Virtual and remote learning opportunities will be enhanced by LLMs [49], but bias, cost, and “hallucination” are the major obstacles to their application in health care. The definition of the threshold for acceptable clinical deployment varies across clinical scenarios and disease states due to the variation in the acceptable tolerance of error. LLMs are developed with parameters that reflect the established sociocultural inequalities in our society and can be perpetuated in LLMs without further intervention. Solutions such as LLM-focused data governance strategies within current and future guidelines and novel approaches, including the use of synthetic data, will likely be needed to ensure those underserved by current data collection pools are not discriminated against in the behavior of the LLMs [51]. With estimates suggesting that US $5 million of graphical processing units (GPUs) [52] are needed at minimum for 1 LLM, their impressive capabilities are unlikely to be ubiquitous across health systems, such as the UK National Health Service (NHS), and may exacerbate inequalities. Finally, there is an inherent danger of “hallucination” with LLMs, undermining the protection of patient data and accurate contributions to live clinical scenarios [53].

The studies failed to explore the main barriers to LLM implementation in clinical practice, including bias, “hallucinations,” usability, cost, and privacy. The extensive variation between studies in the terminology, methodology, outcome measures, and data interpretability could be explained by a lack of consensus on how to conduct and report LLM studies. We have concerns over the reliability of these studies and the small volume of eligible studies for comparison. The lack of consistency in accuracy reporting between studies obstructed evaluation of the relative strengths of each method. There is an inherent challenge in evaluating technology with substantial commercial potential due to producers’ understandable reluctance about publishing sensitive details that may enable reproducibility but undermine commercial advantage. Our review concentrated on health care examination LLM performance and so did not account for LLM capability in more generalist evaluations that may still have valuable insights for optimizing health care capabilities.

For policy and deployment decisions of LLMs to advance health care, we propose a new framework called RUBRICC (Regulatory, Usability, Bias, Reliability [Evidence and Safety], Interoperability, Cost, Codesign–Patient and Public Involvement and Engagement [PPIE]). See Multimedia Appendix 2.

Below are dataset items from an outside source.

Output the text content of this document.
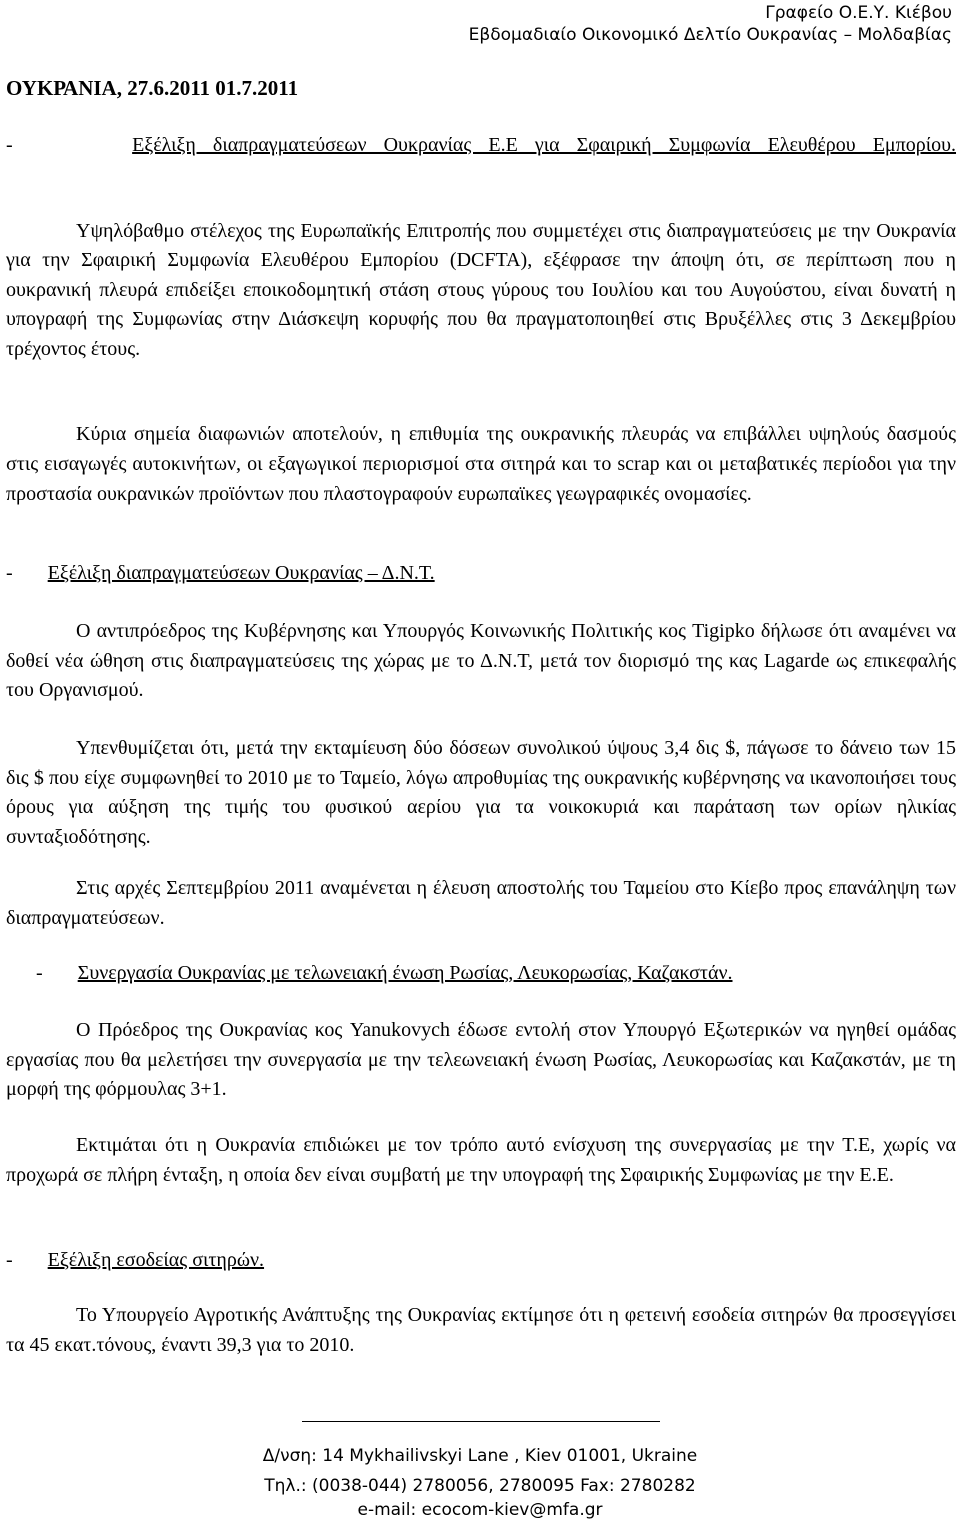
Γραφείο Ο.Ε.Υ. Κιέβου
Εβδομαδιαίο Οικονομικό Δελτίο Ουκρανίας – Μολδαβίας
ΟΥΚΡΑΝΙΑ, 27.6.2011 01.7.2011
-	Εξέλιξη διαπραγματεύσεων Ουκρανίας Ε.Ε για Σφαιρική Συμφωνία Ελευθέρου Εμπορίου.

Υψηλόβαθμο στέλεχος της Ευρωπαϊκής Επιτροπής που συμμετέχει στις διαπραγματεύσεις με την Ουκρανία για την Σφαιρική Συμφωνία Ελευθέρου Εμπορίου (DCFTA), εξέφρασε την άποψη ότι, σε περίπτωση που η ουκρανική πλευρά επιδείξει εποικοδομητική στάση στους γύρους του Ιουλίου και του Αυγούστου, είναι δυνατή η υπογραφή της Συμφωνίας στην Διάσκεψη κορυφής που θα πραγματοποιηθεί στις Βρυξέλλες στις 3 Δεκεμβρίου τρέχοντος έτους.

Κύρια σημεία διαφωνιών αποτελούν, η επιθυμία της ουκρανικής πλευράς να επιβάλλει υψηλούς δασμούς στις εισαγωγές αυτοκινήτων, οι εξαγωγικοί περιορισμοί στα σιτηρά και το scrap και οι μεταβατικές περίοδοι για την προστασία ουκρανικών προϊόντων που πλαστογραφούν ευρωπαϊκες γεωγραφικές ονομασίες.

- Εξέλιξη διαπραγματεύσεων Ουκρανίας – Δ.Ν.Τ.

Ο αντιπρόεδρος της Κυβέρνησης και Υπουργός Κοινωνικής Πολιτικής κος Tigipko δήλωσε ότι αναμένει να δοθεί νέα ώθηση στις διαπραγματεύσεις της χώρας με το Δ.Ν.Τ, μετά τον διορισμό της κας Lagarde ως επικεφαλής του Οργανισμού.

Υπενθυμίζεται ότι, μετά την εκταμίευση δύο δόσεων συνολικού ύψους 3,4 δις $, πάγωσε το δάνειο των 15 δις $ που είχε συμφωνηθεί το 2010 με το Ταμείο, λόγω απροθυμίας της ουκρανικής κυβέρνησης να ικανοποιήσει τους όρους για αύξηση της τιμής του φυσικού αερίου για τα νοικοκυριά και παράταση των ορίων ηλικίας συνταξιοδότησης.

Στις αρχές Σεπτεμβρίου 2011 αναμένεται η έλευση αποστολής του Ταμείου στο Κίεβο προς επανάληψη των διαπραγματεύσεων.

- Συνεργασία Ουκρανίας με τελωνειακή ένωση Ρωσίας, Λευκορωσίας, Καζακστάν.

Ο Πρόεδρος της Ουκρανίας κος Yanukovych έδωσε εντολή στον Υπουργό Εξωτερικών να ηγηθεί ομάδας εργασίας που θα μελετήσει την συνεργασία με την τελεωνειακή ένωση Ρωσίας, Λευκορωσίας και Καζακστάν, με τη μορφή της φόρμουλας 3+1.

Εκτιμάται ότι η Ουκρανία επιδιώκει με τον τρόπο αυτό ενίσχυση της συνεργασίας με την Τ.Ε, χωρίς να προχωρά σε πλήρη ένταξη, η οποία δεν είναι συμβατή με την υπογραφή της Σφαιρικής Συμφωνίας με την Ε.Ε.

- Εξέλιξη εσοδείας σιτηρών.

Το Υπουργείο Αγροτικής Ανάπτυξης της Ουκρανίας εκτίμησε ότι η φετεινή εσοδεία σιτηρών θα προσεγγίσει τα 45 εκατ.τόνους, έναντι 39,3 για το 2010.

Δ/νση: 14 Mykhailivskyi Lane , Kiev 01001, Ukraine
Τηλ.: (0038-044) 2780056, 2780095 Fax: 2780282
e-mail: ecocom-kiev@mfa.gr
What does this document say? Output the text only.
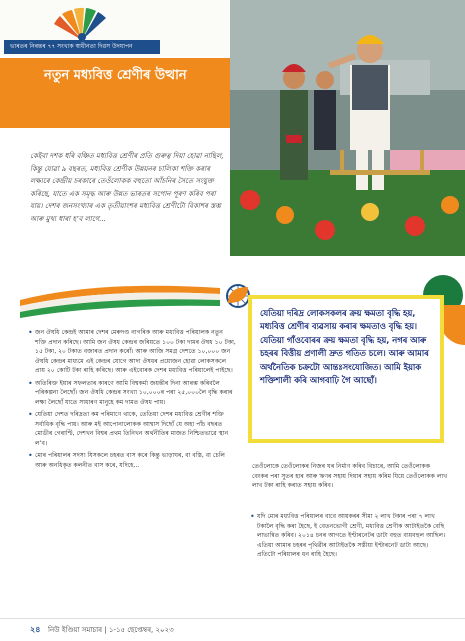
ভাৰতৰ নিৰন্তৰ ৭৭ সংখ্যক স্বাধীনতা দিৱস উদযাপন
নতুন মধ্যবিত্ত শ্ৰেণীৰ উত্থান
কেইবা দশক ধৰি বঞ্চিত মধ্যবিত্ত শ্ৰেণীৰ প্ৰতি গুৰুত্ব দিয়া হোৱা নাছিল, কিন্তু যোৱা ৯ বছৰত, মধ্যবিত্ত শ্ৰেণীক উন্নয়নৰ চালিকা শক্তি কৰাৰ লক্ষ্যৰে কেন্দ্ৰীয় চৰকাৰে তেওঁলোকক বহুতো আঁচনিৰ সৈতে সংযুক্ত কৰিছে, যাতে এক সমৃদ্ধ আৰু উন্নত ভাৰতৰ সপোন পূৰণ কৰিব পৰা যায়। দেশৰ জনসংখ্যাৰ এক তৃতীয়াংশৰ মধ্যবিত্ত শ্ৰেণীটো বিকাশৰ স্তম্ভ আৰু মুখ্য ধাৰা হ’ব লাগে...
• জন ঔষধি কেন্দ্ৰই আমাৰ দেশৰ মেৰুদণ্ড নাগৰিক আৰু মধ্যবিত্ত পৰিয়ালক নতুন শক্তি প্ৰদান কৰিছে। আমি জন ঔষধ কেন্দ্ৰৰ জৰিয়তে ১০০ টকা দামৰ ঔষধ ১০ টকা, ১৫ টকা, ২০ টকাত বজাৰত প্ৰদান কৰোঁ। আৰু আজি সমগ্ৰ দেশতে ১০,০০০ জন ঔষধি কেন্দ্ৰৰ মাধ্যমে এই কেন্দ্ৰৰ যোগে আদা ঔষধৰ প্ৰয়োজন হোৱা লোকসকলে প্ৰায় ২০ কোটি টকা ৰাহি কৰিছে। আৰু এইবোৰক দেশৰ মধ্যবিত্ত পৰিয়ালেই পাইছে।
• অতিৰিক্ত ইয়াৰ সফলতাৰ কাৰণে আমি বিশ্বকৰ্মা জয়ন্তীৰ দিনা আৰম্ভ কৰিবলৈ পৰিকল্পনা লৈছোঁ। জন ঔষধি কেন্দ্ৰৰ সংখ্যা ১০,০০০ৰ পৰা ২৫,০০০লৈ বৃদ্ধি কৰাৰ লক্ষ্য লৈছোঁ যাতে সাধাৰণ মানুহে কম দামত ঔষধ পায়।
• যেতিয়া দেশত দৰিদ্ৰতা কম পৰিমাণে থাকে, তেতিয়া দেশৰ মধ্যবিত্ত শ্ৰেণীৰ শক্তি সৰ্বাধিক বৃদ্ধি পায়। আৰু মই আপোনালোকক আশ্বাস দিছোঁ যে অহা পাঁচ বছৰত মোডীৰ গেৰাণ্টি, দেশখন বিশ্বৰ প্ৰথম তিনিখন অৰ্থনীতিৰ মাজত নিশ্চিতভাৱে স্থান ল’ব।
• মোৰ পৰিয়ালৰ সদস্য যিসকলে চহৰত বাস কৰে কিন্তু ভাড়াঘৰ, বা বস্তি, বা চেলি আৰু অনধিকৃত কলনীত বাস কৰে, যদিহে...
যেতিয়া দৰিদ্ৰ লোকসকলৰ ক্ৰয় ক্ষমতা বৃদ্ধি হয়, মধ্যবিত্ত শ্ৰেণীৰ ব্যৱসায় কৰাৰ ক্ষমতাও বৃদ্ধি হয়। যেতিয়া গাঁওবোৰৰ ক্ৰয় ক্ষমতা বৃদ্ধি হয়, নগৰ আৰু চহৰৰ বিত্তীয় প্ৰণালী দ্ৰুত গতিত চলে। আৰু আমাৰ অৰ্থনৈতিক চক্ৰটো আন্তঃসংযোজিত। আমি ইয়াক শক্তিশালী কৰি আগবাঢ়ি গৈ আছোঁ।

তেওঁলোকে তেওঁলোকৰ নিজৰ ঘৰ নিৰ্মাণ কৰিব বিচাৰে, আমি তেওঁলোকক বেংকৰ পৰা সুতৰ হাৰ আৰু ঋণৰ সহায় দিয়াৰ সহায় কৰিম যিয়ে তেওঁলোকক লাখ লাখ টকা ৰাহি কৰাত সহায় কৰিব।

• যদি মোৰ মধ্যবিত্ত পৰিয়ালৰ বাবে আয়কৰৰ সীমা ২ লাখ টকাৰ পৰা ৭ লাখ টকালৈ বৃদ্ধি কৰা হৈছে, ই বেতনভোগী শ্ৰেণী, মধ্যবিত্ত শ্ৰেণীক আটাইতকৈ বেছি লাভান্বিত কৰিব। ২০১৪ চনৰ আগতে ইণ্টাৰনেটৰ ডাটা বহুত ব্যয়বহুল আছিল। এতিয়া আমাৰ চহৰৰ পৃথিৱীৰ আটাইতকৈ সস্তীয়া ইণ্টাৰনেট ডাটা আছে। প্ৰতিটো পৰিয়ালৰ ধন ৰাহি হৈছে।
২৪ নিউ ইণ্ডিয়া সমাচাৰ | ১-১৫ ছেপ্তেম্বৰ, ২০২৩
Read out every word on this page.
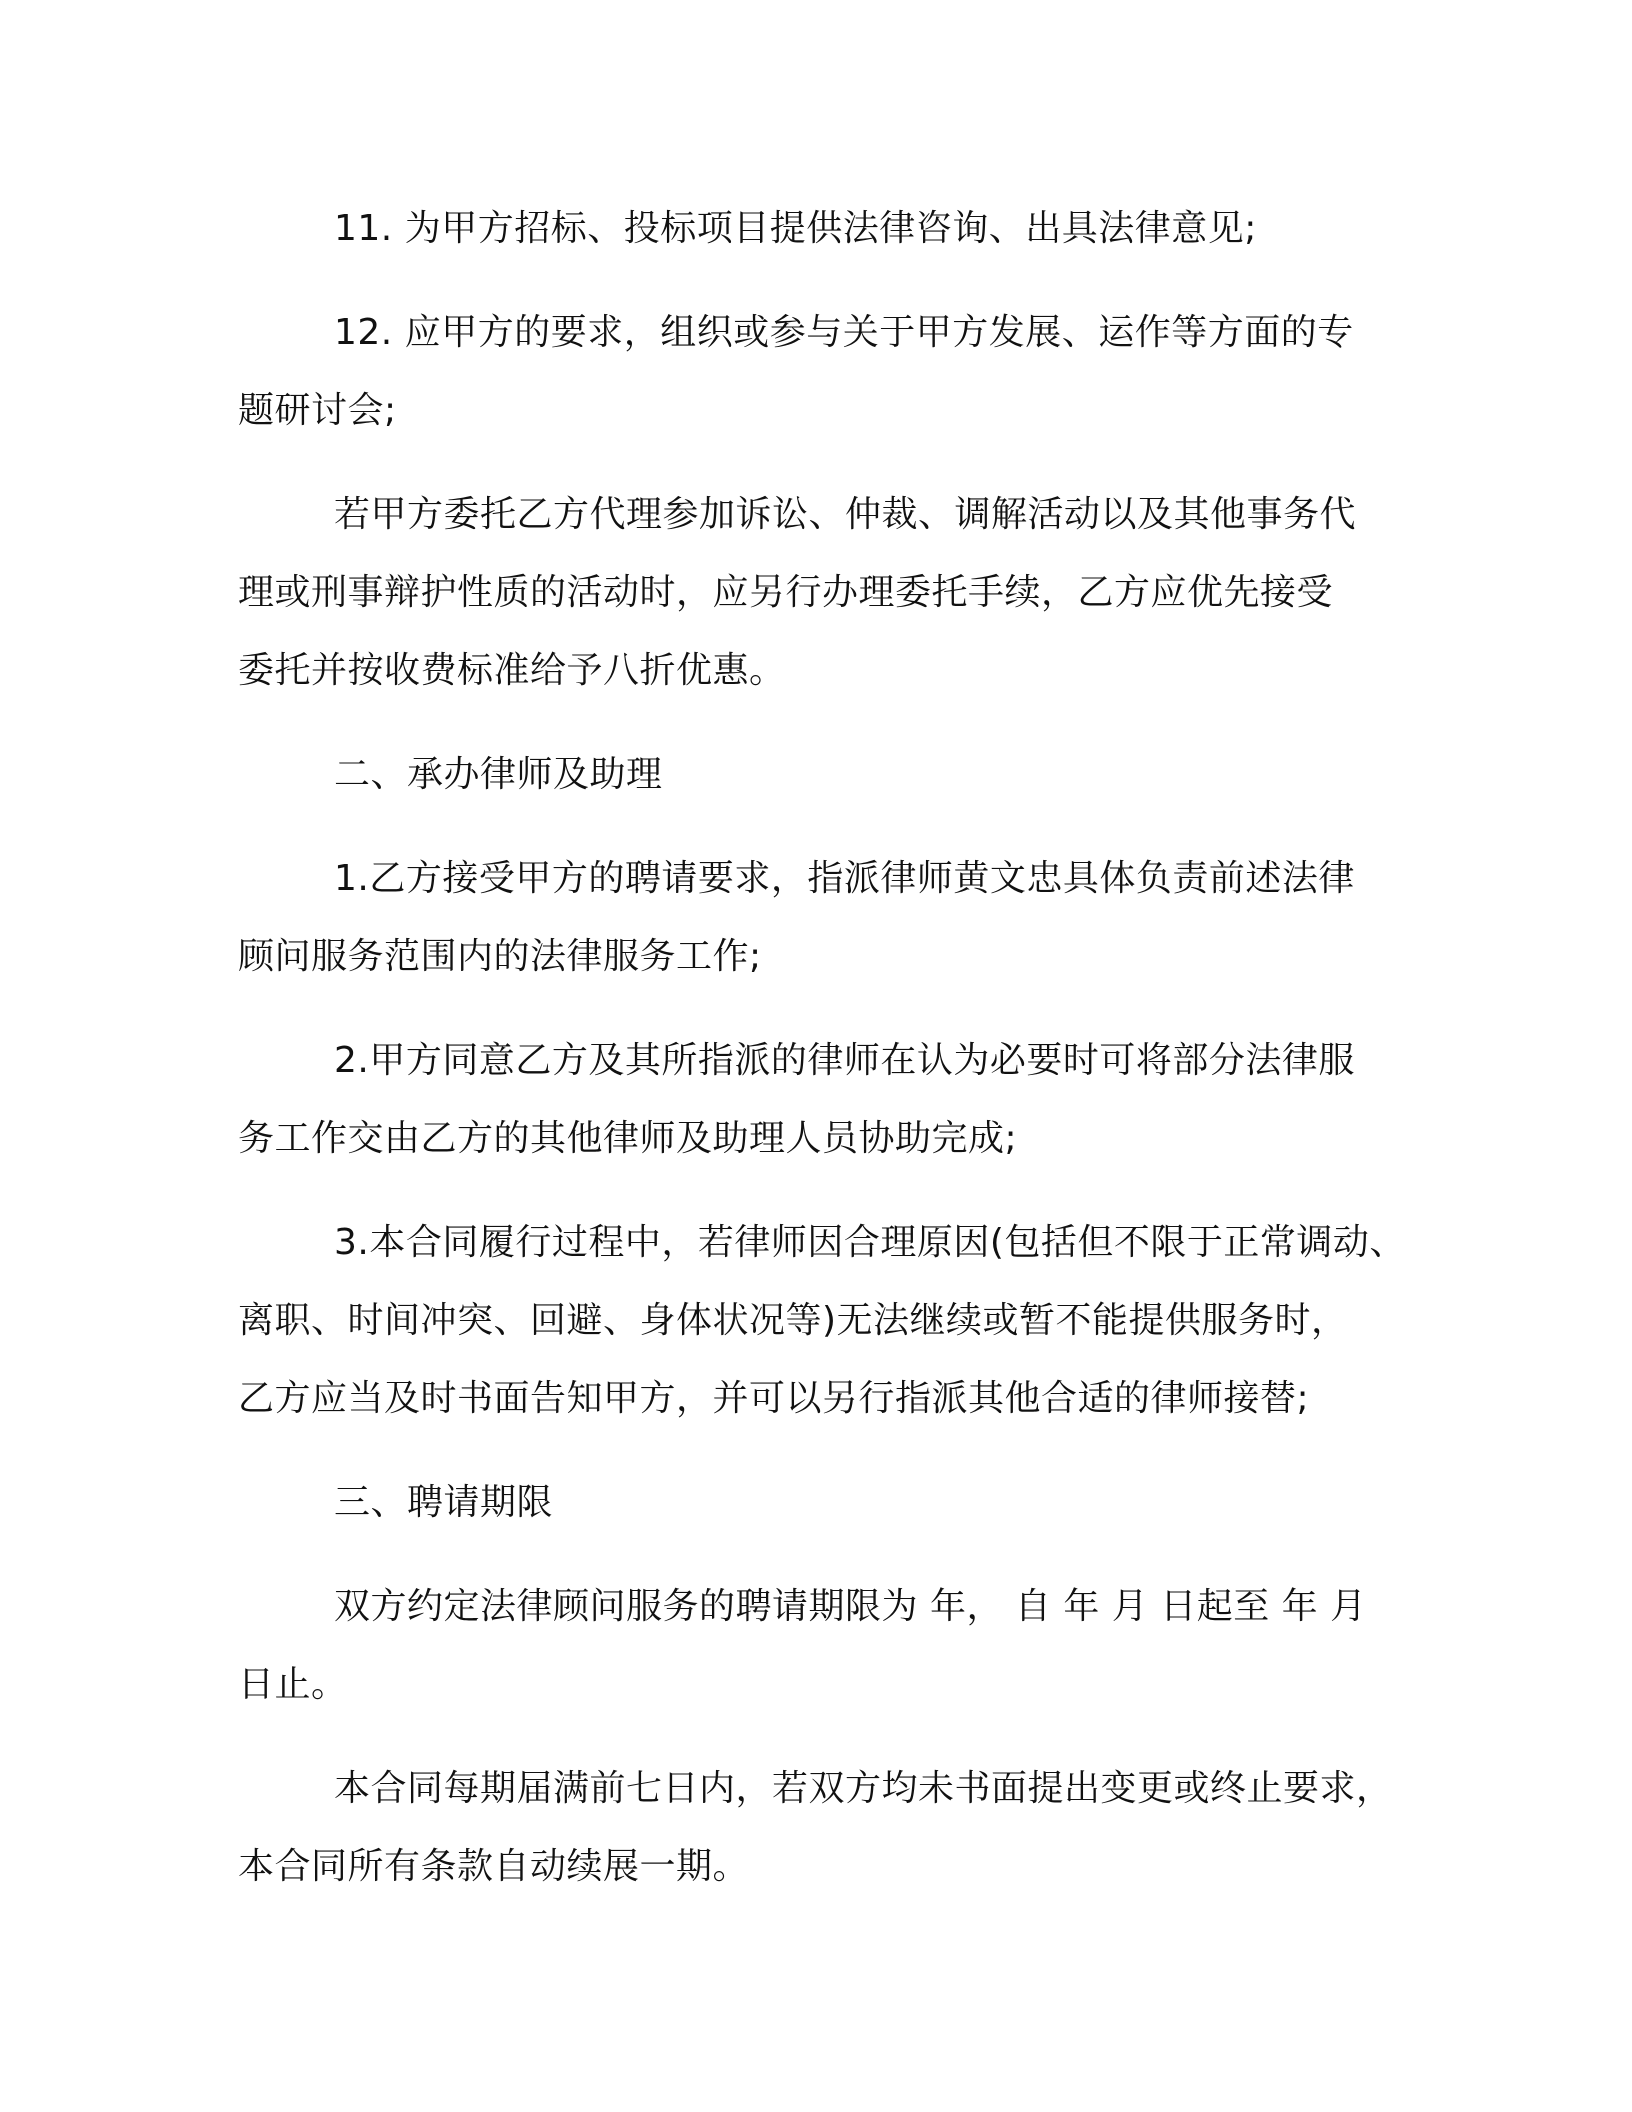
11. 为甲方招标、投标项目提供法律咨询、出具法律意见;

12. 应甲方的要求，组织或参与关于甲方发展、运作等方面的专
题研讨会;

若甲方委托乙方代理参加诉讼、仲裁、调解活动以及其他事务代
理或刑事辩护性质的活动时，应另行办理委托手续，乙方应优先接受
委托并按收费标准给予八折优惠。

二、承办律师及助理

1.乙方接受甲方的聘请要求，指派律师黄文忠具体负责前述法律
顾问服务范围内的法律服务工作;

2.甲方同意乙方及其所指派的律师在认为必要时可将部分法律服
务工作交由乙方的其他律师及助理人员协助完成;

3.本合同履行过程中，若律师因合理原因(包括但不限于正常调动、
离职、时间冲突、回避、身体状况等)无法继续或暂不能提供服务时，
乙方应当及时书面告知甲方，并可以另行指派其他合适的律师接替;

三、聘请期限

双方约定法律顾问服务的聘请期限为 年， 自 年 月 日起至 年 月
日止。

本合同每期届满前七日内，若双方均未书面提出变更或终止要求，
本合同所有条款自动续展一期。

LLMs offer promise to remediate health care demand and staffing challenges by providing accurate and efficient context-specific information to critical decision makers. However, progress is obstructed by inconsistent reporting and an imbalance of resources between commercial interests and public sector regulators to independently evaluate potential LLM services. The ability of LLMs to pass the USMLE does not mean that the models answer useful questions to practicing clinicians [71]. Although initial results show impressive accuracy in isolated studies, there is an immediate need for a framework, such as RUBRICC, to evaluate this emergent technology and facilitate robust clinical commissioning decisions to benefit patients.